You might not associate Kelly Jaggers and her blog, Evil Shenanigans, with clean eating, but she is a firm believer in cooking real food with real, wholesome, local ingredients (…and lots of butter — she suggests that you consider her your “cheat day” friend). Kelly has been blogging since 2006 and is the author of four cookbooks: Everything Pie, Not-So-Humble Pies, Moufflet, and The Everything Easy Asian Cookbook. You can also find her on Facebook, Instagram, and Twitter.

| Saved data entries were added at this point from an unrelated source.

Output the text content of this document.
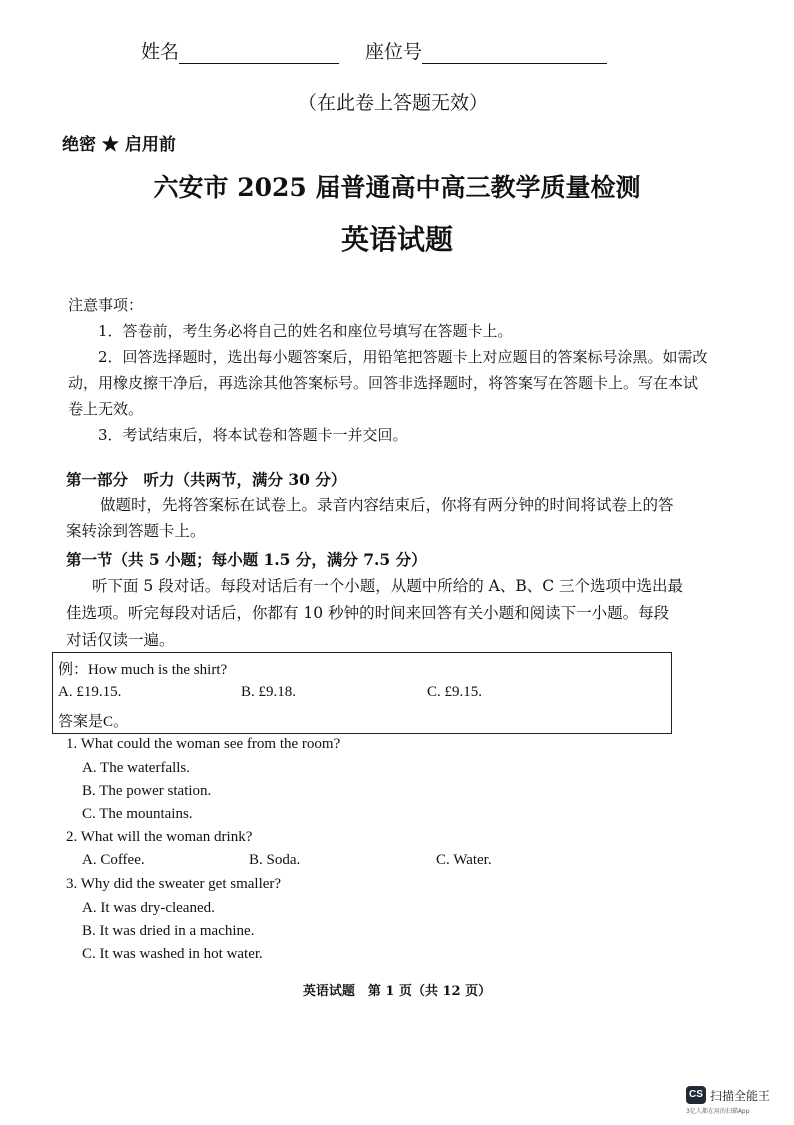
姓名	座位号
（在此卷上答题无效）
绝密 ★ 启用前
六安市 2025 届普通高中高三教学质量检测
英语试题
注意事项：
1．答卷前，考生务必将自己的姓名和座位号填写在答题卡上。
2．回答选择题时，选出每小题答案后，用铅笔把答题卡上对应题目的答案标号涂黑。如需改
动，用橡皮擦干净后，再选涂其他答案标号。回答非选择题时，将答案写在答题卡上。写在本试
卷上无效。
3．考试结束后，将本试卷和答题卡一并交回。
第一部分　听力（共两节，满分 30 分）
做题时，先将答案标在试卷上。录音内容结束后，你将有两分钟的时间将试卷上的答
案转涂到答题卡上。
第一节（共 5 小题；每小题 1.5 分，满分 7.5 分）
听下面 5 段对话。每段对话后有一个小题，从题中所给的 A、B、C 三个选项中选出最
佳选项。听完每段对话后，你都有 10 秒钟的时间来回答有关小题和阅读下一小题。每段
对话仅读一遍。
例：How much is the shirt?
A. £19.15.	B. £9.18.	C. £9.15.
答案是C。
1. What could the woman see from the room?
A. The waterfalls.
B. The power station.
C. The mountains.
2. What will the woman drink?
A. Coffee.	B. Soda.	C. Water.
3. Why did the sweater get smaller?
A. It was dry-cleaned.
B. It was dried in a machine.
C. It was washed in hot water.
英语试题　第 1 页（共 12 页）
CS 扫描全能王
3亿人都在用的扫描App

It is that time of year when children don their costumes and go door-to-door collecting candy! What is Halloween without candy? Yes, it is costumes – which admittedly are pretty sweet – but without candy it is not nearly as much fun. That is why it breaks my heart to see the kids on Halloween night going from door to door collecting commercially produced candy. Aside from being bland and boring, these mass-produced candies are loaded with high fructose corn syrup, artificial flavors, low quality chocolate (if it is actually chocolate and not chocolate-flavored coating – ick), waxes, gums, preservatives, excess salt, and lots of other junk. Not to mention most mass candy producers do not use fair trade sugar or chocolate. Yuck!

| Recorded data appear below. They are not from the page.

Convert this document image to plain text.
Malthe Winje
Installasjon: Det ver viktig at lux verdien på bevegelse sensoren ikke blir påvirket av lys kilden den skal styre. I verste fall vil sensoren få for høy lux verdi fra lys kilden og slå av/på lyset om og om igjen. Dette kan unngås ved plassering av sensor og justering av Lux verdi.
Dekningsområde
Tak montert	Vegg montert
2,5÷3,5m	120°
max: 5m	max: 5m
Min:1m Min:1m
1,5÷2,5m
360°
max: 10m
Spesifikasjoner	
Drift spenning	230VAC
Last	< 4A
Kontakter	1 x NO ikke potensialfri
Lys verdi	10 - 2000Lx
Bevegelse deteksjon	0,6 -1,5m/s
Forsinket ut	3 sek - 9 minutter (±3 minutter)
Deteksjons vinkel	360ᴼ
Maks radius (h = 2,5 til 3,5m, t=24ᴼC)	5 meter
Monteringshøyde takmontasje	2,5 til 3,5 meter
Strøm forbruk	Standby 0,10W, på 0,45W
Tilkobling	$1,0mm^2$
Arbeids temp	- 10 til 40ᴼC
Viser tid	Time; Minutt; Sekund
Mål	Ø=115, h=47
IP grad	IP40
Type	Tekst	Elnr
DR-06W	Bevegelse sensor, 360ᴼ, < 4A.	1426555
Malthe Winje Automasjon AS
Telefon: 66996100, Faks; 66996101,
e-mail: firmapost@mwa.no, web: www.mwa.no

In a perfect world candy would be made from the best quality ingredients, corners would not be cut, and it could be something to truly be savored and enjoyed. Since the world is not perfect – yet – I make candy that I am happy to eat, and share, because I know it is made with the best ingredients. It is my little rebellion against the junk that is so prevalent on the market. When you make candy you have complete control over what you put in it. You can pick things you and your little ghouls enjoy, and you can be certain that you are making a better choice, because, while candy will never be truly good for you, it is good for the soul.

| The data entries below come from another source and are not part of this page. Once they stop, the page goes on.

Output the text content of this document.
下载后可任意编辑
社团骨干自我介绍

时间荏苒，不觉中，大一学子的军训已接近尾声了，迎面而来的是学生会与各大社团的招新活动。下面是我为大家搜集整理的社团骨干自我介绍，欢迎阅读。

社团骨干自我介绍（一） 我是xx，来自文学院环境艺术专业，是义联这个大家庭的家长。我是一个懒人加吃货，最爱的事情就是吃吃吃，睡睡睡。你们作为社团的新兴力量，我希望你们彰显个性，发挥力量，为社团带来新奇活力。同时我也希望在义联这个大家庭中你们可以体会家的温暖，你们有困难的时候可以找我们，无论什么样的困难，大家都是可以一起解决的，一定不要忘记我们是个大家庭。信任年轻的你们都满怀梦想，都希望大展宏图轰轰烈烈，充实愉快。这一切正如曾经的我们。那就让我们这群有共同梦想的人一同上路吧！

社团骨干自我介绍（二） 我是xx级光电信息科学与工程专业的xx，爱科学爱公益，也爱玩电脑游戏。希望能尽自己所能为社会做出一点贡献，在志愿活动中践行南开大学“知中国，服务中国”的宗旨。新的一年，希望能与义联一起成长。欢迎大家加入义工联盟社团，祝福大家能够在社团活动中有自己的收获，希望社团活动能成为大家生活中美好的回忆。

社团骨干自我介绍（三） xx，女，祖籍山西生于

This year I have been experimenting with chocolate bark. If you don’t know, chocolate bark is simply a layer of chocolate with ingredients such as nuts, seeds, dried fruits, and other delectable ingredients mixed into it, strewn on top of it, or both. I love bark because it is easy to make, it can be customized to your preferences, and it tastes darn good! I love a shard of bark as a dessert with a cup of coffee, or as a pick-me-up in the afternoon. It is also a fun candy to make with little ones as no real skill is required, just melting chocolate, mixing in the additions, spreading the bark thin, and sprinkling with more additions. Easy!
For this bark I decided to add nuts, seeds, cacao nibs, puffed brown rice cereal, dried mango, orange zest, and homemade puffed quinoa. Puffed quinoa adds a nutty crunch to the bark, and a fun texture along with the puffed brown rice. I did not add any sugar to this bark because the chocolate, which was 72% dark, was plenty sweet for my taste. If your little phantoms like it sweeter use a chocolate in the 60% range. Be sure to check out Andrew’s chocolate guidelines before buying, because chocolate can be loaded with ingredients that don’t pass the kitchen test. Also, check your dried fruit for added sugar and other unsavory ingredients. Some of it is treated with chemicals to retain or enhance color.
Chocolate "Boo" Bark
- 1 teaspoon coconut oil
- ¼ cup quinoa
- 1 cup pistachio meats toasted, unsalted
- 1 cup pumpkin seeds toasted, unsalted
- 1 cup unsweetened puffed brown rice cereal
- ½ cup finely chopped dry mango or apricots
- ¼ cup cacao nibs
- 2 tablespoons fresh orange zest
- 18 ounces dark chocolate 70% or higher
- ½ to 1 teaspoon large flake sea salt to taste
In a pot over medium heat add the oil. Once the oil is heated and starts to shimmer add the quinoa and cook, stirring constantly, until the quinoa is golden brown and puffed, about 2 minutes. The quinoa will pop similar to popcorn, but it burns easily, so pull it from the heat and place in a cool bowl, even if it is not done popping. Let the puffed quinoa cool to room temperature.
In a medium bowl combine the puffed quinoa, pistachios, pumpkin seeds, puffed brown rice, dried fruit, and cacao nibs. Mix well then reserve ¼ of the mixture in a separate bowl for topping the bark.
Line a large baking sheet with baking parchment.
In a large bowl over a pot of simmering water add the chocolate. Stir until the chocolate is completely melted, about 5 minutes. Remove the bowl from the double boiler and immediately add the larger portion of the nut mixture to the chocolate and fold gently to combine. Spread the chocolate mixture onto the prepared baking sheet until it is about ¼-inch thick. Sprinkle the reserved nut mixture over the top, and sprinkle the sea salt over that, if desired.
Refrigerate the bark for 1 hour then break the part into 1-inch pieces. Store the bark in an airtight container in the refrigerator.